From a thirst for intellectual challenge to a passion for mission-driven work, University of Colorado Law alumnus Al Canner knows his priorities and pursues them with purposeful dedication.
Now retired, Canner has followed what some might call an unconventional path on his journey from public school teacher and central administrator to lawyer to nonprofit executive director to professor. He attributes his successful career to overarching themes that have been salient throughout his life: a search for intellectual stimulation, mentorship, and incredible good fortune.
Canner did not start his professional life thinking he would be a lawyer.
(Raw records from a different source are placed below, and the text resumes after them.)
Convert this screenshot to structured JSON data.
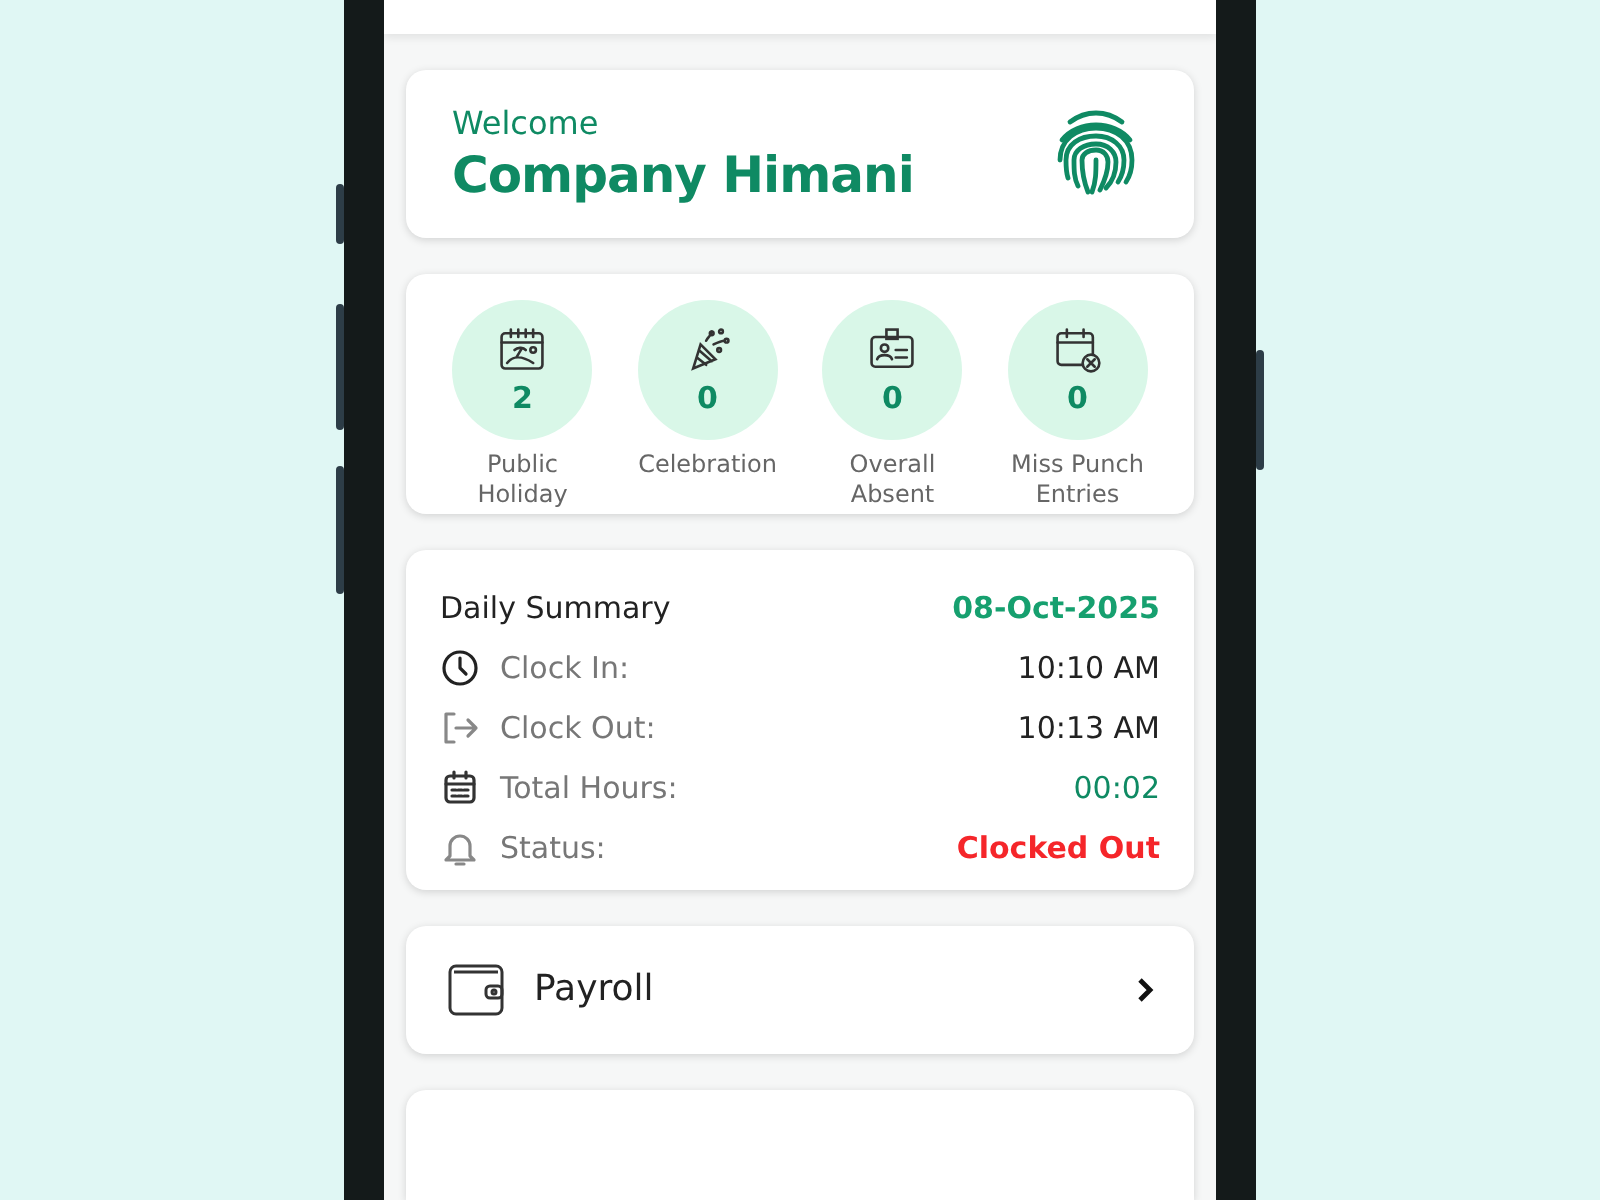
{
  "welcome": {
    "greeting": "Welcome",
    "name": "Company Himani"
  },
  "stats": [
    {
      "count": "2",
      "label": "Public Holiday"
    },
    {
      "count": "0",
      "label": "Celebration"
    },
    {
      "count": "0",
      "label": "Overall Absent"
    },
    {
      "count": "0",
      "label": "Miss Punch Entries"
    }
  ],
  "daily_summary": {
    "title": "Daily Summary",
    "date": "08-Oct-2025",
    "rows": [
      {
        "label": "Clock In:",
        "value": "10:10 AM",
        "kind": "time"
      },
      {
        "label": "Clock Out:",
        "value": "10:13 AM",
        "kind": "time"
      },
      {
        "label": "Total Hours:",
        "value": "00:02",
        "kind": "duration"
      },
      {
        "label": "Status:",
        "value": "Clocked Out",
        "kind": "status"
      }
    ]
  },
  "menu": [
    {
      "label": "Payroll"
    }
  ]
}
He began his career as a public school teacher in Boulder before becoming program director for multilingual multicultural education for the Boulder Valley School District.
“I’ve been extremely fortunate to be in the right place at just the right time,” Canner said. “I happened to have that job at an incredible time in the history of Boulder’s schools, with just an amazing influx of Hmong Laotian refugees.”
The refugee children came from mountainous, slash-and-burn farming communities with no history of schooling and a language that had remained unwritten until the 1960s. As Canner put it, it was “an invigorating time.”
Canner’s work in multilingual multicultural education was what eventually led him to law school. He was often involved in writing grants and drafting regulations for ESL and bilingual education. When Canner’s colleagues saw his meticulous skill for regulation writing, they asked him, “Why don’t you go to law school?”
After six years of being a school district administrator, Canner admitted he was ready for a change.
“I must confess in hindsight, leaving the school district to go to law school was sort of a cowardly out,” Canner said with a chuckle. “I was much appreciated in the school district and my colleagues wanted me to stay, but when I said I was leaving to go to law school, they gave me permission to leave for such a good reason.”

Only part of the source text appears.